Oyster growers have to incorporate a unique blend of science, farming, public relations and food service. They provide a high quality protein that facilitates water filtration and plays a role in carbon cycling. Despite their backgrounds as biologists, Steve believes that many folks who harvest resources understand what is beyond the net. Many folks working in seafood, fisheries and aquaculture production know that to continue this craft, the ecosystems around them need to thrive. This is what motivates the Seymours as the current biggest challenge to their business is navigating their oyster farm while maintaining water quality in Drayton Harbor.
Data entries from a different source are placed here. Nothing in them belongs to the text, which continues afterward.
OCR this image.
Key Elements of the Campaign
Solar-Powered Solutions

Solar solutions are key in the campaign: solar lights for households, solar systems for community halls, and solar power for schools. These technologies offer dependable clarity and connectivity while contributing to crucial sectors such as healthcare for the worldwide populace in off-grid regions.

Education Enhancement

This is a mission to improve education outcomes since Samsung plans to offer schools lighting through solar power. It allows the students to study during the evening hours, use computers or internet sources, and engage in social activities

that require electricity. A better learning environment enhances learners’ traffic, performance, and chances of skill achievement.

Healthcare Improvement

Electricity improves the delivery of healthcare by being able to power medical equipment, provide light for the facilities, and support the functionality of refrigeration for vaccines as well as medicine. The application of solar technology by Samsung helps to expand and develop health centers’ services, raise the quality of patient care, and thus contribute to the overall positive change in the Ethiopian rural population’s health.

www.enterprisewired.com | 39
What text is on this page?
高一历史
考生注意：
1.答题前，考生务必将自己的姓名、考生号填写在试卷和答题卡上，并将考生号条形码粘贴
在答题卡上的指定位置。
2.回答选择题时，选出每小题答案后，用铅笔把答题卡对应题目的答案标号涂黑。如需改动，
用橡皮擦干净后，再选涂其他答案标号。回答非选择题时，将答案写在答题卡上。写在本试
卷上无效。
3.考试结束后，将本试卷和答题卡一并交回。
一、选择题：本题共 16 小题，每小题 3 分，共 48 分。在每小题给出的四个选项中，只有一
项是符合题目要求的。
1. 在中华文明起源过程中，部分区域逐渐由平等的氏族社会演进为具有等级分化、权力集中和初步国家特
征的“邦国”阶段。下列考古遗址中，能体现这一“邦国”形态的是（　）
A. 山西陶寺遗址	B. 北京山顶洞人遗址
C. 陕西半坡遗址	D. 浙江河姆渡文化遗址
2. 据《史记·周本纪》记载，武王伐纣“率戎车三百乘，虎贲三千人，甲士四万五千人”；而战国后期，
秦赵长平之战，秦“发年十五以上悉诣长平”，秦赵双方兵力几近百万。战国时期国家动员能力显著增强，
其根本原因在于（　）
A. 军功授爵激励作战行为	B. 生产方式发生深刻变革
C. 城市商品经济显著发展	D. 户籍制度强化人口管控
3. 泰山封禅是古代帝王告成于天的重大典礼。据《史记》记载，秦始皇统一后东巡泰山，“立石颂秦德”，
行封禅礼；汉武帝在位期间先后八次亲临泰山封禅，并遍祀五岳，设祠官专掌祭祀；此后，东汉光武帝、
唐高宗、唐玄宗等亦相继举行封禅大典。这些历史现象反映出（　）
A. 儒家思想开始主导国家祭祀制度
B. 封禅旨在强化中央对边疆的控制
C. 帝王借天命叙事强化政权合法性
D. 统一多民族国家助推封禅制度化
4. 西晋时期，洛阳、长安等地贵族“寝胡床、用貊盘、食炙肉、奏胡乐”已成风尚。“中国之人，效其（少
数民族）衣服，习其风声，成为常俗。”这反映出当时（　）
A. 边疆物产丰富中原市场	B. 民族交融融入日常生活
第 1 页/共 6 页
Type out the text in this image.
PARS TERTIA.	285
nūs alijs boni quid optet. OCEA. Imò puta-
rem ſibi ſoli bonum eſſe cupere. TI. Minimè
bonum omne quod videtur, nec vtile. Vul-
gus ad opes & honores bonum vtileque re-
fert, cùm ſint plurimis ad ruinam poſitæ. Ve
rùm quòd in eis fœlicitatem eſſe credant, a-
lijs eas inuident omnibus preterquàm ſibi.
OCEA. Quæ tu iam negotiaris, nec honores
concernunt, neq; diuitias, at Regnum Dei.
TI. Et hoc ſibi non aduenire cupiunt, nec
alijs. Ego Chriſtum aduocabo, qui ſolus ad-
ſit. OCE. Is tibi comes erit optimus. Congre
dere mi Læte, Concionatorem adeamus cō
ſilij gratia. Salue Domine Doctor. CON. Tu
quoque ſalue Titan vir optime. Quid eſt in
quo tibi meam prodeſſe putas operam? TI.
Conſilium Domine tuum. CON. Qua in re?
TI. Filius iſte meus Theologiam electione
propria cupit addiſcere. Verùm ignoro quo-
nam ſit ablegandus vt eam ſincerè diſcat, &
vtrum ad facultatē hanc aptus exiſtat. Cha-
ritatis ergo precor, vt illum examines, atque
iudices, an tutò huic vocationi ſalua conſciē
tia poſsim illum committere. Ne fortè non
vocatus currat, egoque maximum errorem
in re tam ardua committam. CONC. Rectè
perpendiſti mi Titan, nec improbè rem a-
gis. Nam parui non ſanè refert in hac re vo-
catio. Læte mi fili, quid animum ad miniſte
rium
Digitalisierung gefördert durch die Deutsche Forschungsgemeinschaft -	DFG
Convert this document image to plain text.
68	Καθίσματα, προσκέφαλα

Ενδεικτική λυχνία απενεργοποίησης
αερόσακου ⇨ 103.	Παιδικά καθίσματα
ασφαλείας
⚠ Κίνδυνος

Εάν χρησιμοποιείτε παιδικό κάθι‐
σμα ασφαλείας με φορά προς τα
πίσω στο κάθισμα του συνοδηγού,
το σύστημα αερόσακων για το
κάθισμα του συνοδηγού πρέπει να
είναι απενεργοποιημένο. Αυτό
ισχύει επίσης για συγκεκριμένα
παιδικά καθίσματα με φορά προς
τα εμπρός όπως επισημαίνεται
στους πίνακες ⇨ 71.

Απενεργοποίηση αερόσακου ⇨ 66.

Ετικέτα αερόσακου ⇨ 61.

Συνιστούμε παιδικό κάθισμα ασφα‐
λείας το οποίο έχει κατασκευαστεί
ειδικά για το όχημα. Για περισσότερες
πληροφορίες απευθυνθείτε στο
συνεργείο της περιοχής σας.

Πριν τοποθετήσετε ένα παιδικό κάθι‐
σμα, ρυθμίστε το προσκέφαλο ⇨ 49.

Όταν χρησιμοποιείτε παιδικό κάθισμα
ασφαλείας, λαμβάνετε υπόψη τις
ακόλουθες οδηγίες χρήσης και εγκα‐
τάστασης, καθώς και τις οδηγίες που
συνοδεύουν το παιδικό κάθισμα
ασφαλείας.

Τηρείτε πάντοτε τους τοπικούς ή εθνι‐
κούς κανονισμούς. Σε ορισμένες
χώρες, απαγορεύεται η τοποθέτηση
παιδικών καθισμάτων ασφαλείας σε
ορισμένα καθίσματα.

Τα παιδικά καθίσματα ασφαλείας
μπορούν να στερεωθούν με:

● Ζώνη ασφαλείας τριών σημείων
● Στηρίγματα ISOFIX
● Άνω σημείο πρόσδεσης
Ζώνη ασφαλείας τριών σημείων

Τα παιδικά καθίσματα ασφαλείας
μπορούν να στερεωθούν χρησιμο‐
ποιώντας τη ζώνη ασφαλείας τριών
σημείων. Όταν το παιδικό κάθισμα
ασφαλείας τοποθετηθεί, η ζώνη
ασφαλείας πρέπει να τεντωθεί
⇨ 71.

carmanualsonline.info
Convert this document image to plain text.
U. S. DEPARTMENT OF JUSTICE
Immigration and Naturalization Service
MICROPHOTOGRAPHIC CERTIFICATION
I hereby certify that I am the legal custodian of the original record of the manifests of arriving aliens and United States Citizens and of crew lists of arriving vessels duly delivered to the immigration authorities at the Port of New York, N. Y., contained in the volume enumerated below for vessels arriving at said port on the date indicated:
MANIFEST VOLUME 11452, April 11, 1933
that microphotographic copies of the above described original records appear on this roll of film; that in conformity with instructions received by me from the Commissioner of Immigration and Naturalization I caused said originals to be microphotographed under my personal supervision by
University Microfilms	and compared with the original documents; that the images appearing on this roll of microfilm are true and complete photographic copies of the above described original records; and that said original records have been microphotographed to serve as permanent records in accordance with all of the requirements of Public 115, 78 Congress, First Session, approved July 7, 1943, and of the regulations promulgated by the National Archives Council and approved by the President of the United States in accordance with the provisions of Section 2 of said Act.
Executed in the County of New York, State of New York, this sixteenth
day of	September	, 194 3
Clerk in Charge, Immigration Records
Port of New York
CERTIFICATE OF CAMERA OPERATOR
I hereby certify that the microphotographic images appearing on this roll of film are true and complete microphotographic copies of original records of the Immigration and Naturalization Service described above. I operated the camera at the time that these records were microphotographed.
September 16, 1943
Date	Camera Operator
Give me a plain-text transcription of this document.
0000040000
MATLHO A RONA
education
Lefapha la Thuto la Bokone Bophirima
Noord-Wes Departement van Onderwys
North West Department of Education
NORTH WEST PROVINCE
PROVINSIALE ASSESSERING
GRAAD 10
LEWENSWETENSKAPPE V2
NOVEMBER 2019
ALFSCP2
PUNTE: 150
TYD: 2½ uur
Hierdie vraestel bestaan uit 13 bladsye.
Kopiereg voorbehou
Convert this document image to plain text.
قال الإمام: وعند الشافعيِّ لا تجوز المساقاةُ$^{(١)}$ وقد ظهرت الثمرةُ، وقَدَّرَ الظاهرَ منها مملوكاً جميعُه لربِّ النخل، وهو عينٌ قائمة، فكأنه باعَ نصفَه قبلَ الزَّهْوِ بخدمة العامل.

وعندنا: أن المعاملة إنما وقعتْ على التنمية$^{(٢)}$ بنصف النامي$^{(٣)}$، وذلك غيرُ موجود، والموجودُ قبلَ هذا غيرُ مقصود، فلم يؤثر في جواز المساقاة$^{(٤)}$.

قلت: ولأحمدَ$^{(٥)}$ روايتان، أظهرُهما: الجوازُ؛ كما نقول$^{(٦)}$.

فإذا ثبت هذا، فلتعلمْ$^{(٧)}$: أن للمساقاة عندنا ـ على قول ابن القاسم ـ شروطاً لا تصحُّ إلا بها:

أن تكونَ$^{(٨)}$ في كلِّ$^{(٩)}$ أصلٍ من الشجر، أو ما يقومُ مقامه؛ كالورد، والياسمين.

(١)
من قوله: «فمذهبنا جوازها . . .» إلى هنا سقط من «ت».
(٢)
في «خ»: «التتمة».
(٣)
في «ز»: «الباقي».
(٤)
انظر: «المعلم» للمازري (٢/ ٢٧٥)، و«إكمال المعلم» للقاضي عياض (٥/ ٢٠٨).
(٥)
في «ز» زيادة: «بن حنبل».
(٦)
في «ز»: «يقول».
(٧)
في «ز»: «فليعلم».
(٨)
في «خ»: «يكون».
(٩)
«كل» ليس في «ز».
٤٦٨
The restaurant is dependent on the oysters and the environmental challenges that come with it. The store without oysters would be a different space. To ensure that both aspects of their business thrive, the bay must remain healthy to keep the production healthy. The basin where the oysters are grown is becoming urbanized and there is more development now than ever before. That is an asset as it draws people to the area which in turn supports Drayton Harbor Oyster Company. However, there are also challenges associated with increased traffic in the area. Seymour remarks that he wants people there for the business, however more people and more development could threaten the water quality of the bay. One thing they learned early on in having the store was that it got the community excited, which helps motivate efforts towards cleaner water and conservation efforts around the bay. Steve has several ideas on ways to continue to involve the community, including expanding aquaculture operations and adding an educational marine center on the bay.
While Drayton Harbor Oyster Company has grown and evolved throughout time, their goals have remained the same. Mark and Steve Seymour will continue to run their sustainable oyster operation and farm to table restaurant, serving tremendous food and passion to their surrounding community.
Washington Sea Grant, based at the University of Washington, helps people and marine life thrive through research, technical expertise and education supporting the responsible use and conservation of coastal ecosystems. The National Sea Grant College Program is part of the National Oceanic and Atmospheric Administration, U.S. Department of Commerce.